Há duas semanas a pesquisadora lançou um questionário online, parte de sua tese de doutorado, cujo objetivo é ampliar o leque de informações e dados sobre como a sociedade se comporta diante do avistamento da espécie.
“Queremos mostrar a importância disso. Independentemente da urbanização e do crescimento econômico, nós precisamos ficar muito atentos para preservar um animal como esse, que está no topo da cadeia nas relações ecológicas”, destacou Conceição.
MAIS AVISTAMENTOS
No último dia 14 de agosto, câmeras de monitoramento no bairro Gramado, em Campinas, flagraram uma onça-parda caminhando tranquilamente na Rua Eliseu Teixeira de Camargo. A presença do animal, aparentemente jovem, foi captada por uma câmera instalada em um cruzamento em frente ao condomínio Colinas Santander.

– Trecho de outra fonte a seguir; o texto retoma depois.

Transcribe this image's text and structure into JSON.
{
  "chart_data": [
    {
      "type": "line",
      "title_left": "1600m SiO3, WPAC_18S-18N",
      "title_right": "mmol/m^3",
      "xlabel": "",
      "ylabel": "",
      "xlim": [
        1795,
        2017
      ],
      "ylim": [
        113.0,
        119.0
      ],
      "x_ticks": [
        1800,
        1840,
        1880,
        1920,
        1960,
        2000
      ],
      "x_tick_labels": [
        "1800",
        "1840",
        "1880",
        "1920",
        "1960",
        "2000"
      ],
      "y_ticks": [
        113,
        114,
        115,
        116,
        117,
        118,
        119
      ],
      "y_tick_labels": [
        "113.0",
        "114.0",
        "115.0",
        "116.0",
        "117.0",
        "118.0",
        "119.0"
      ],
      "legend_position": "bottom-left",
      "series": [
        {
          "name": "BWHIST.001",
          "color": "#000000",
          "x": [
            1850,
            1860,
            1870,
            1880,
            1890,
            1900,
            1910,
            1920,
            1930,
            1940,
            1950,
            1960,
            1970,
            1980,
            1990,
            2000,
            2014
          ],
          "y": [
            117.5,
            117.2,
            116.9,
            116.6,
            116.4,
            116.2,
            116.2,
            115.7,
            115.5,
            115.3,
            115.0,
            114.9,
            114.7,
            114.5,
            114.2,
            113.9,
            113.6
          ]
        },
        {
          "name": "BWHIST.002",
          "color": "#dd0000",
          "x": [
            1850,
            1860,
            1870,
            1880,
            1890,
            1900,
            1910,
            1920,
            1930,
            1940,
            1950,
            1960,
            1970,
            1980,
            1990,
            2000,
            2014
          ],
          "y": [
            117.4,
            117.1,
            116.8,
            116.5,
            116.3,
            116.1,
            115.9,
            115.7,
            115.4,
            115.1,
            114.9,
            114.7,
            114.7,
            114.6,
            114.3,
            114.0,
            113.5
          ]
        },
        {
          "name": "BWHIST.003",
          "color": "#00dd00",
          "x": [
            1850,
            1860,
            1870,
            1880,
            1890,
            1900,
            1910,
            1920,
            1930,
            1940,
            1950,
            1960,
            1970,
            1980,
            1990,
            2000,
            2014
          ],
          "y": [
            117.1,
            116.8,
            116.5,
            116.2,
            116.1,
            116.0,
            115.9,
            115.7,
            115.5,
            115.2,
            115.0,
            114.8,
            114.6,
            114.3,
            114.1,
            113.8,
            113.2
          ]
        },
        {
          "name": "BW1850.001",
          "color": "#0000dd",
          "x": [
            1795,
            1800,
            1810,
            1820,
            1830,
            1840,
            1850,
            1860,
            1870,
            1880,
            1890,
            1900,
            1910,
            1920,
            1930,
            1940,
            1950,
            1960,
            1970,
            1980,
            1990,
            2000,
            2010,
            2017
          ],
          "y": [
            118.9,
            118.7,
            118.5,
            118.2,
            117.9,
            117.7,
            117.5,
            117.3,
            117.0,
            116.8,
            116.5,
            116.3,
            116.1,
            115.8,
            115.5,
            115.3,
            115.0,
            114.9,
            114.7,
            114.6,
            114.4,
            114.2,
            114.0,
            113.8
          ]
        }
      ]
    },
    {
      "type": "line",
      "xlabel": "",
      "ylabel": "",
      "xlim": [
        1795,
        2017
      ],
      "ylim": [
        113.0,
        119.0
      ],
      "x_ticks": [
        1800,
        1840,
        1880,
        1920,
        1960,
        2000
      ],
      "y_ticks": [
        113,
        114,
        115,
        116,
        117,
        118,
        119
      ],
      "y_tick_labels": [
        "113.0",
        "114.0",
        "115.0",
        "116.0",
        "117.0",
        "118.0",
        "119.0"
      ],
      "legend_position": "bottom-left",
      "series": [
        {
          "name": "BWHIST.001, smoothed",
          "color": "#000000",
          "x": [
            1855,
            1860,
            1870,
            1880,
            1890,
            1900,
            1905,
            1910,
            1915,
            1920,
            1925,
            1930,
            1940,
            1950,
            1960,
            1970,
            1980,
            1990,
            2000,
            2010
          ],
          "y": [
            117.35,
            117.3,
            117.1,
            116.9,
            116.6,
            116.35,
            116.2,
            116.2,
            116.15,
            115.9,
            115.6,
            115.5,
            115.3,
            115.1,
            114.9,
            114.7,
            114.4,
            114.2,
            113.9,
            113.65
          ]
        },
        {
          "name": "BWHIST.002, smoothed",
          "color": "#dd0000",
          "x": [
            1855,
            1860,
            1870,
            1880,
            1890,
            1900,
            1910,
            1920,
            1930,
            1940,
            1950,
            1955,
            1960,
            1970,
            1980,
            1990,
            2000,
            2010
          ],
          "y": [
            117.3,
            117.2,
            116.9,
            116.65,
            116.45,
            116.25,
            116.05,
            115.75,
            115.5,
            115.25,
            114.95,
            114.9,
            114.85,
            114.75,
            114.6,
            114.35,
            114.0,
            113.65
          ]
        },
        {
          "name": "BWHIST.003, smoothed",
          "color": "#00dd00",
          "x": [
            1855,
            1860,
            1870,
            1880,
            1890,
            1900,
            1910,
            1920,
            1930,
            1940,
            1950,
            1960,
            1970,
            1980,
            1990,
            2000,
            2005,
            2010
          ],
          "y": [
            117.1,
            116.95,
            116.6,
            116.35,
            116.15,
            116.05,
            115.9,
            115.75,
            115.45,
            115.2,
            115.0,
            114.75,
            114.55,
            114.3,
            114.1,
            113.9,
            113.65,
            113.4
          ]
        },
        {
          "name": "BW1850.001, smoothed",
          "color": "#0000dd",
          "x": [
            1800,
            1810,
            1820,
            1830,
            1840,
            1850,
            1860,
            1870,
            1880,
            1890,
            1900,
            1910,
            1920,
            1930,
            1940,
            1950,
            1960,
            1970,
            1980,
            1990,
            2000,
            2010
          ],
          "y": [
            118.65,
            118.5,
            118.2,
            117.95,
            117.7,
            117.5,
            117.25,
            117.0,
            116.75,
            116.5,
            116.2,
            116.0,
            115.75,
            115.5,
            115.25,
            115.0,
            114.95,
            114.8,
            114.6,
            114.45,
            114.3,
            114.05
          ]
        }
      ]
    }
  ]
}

Através das imagens, veterinários entrevistados analisaram o comportamento do animal em possível momento de “dispersão”, que ocorre quando a onça jovem deixa o mesmo espaço que a mãe. Também foi levantada a hipóteses dessa onça estar em busca de novo habitat após a série de queimadas que atingiu regiões de matas, ao longo da Rodovia José Magalhães Teixeira (SP-083), na última semana.
Nas cidades de Campinas e Cosmópolis, com 39 e 18 ocorrências, respectivamente, é possível observar maior presença das onças-pardas na região, o que pode advir desses municípios possuírem as maiores Áreas de Relevante Interesse Ecológico (ARIE) (Mata de Santa Genebra e Matão de Cosmópolis).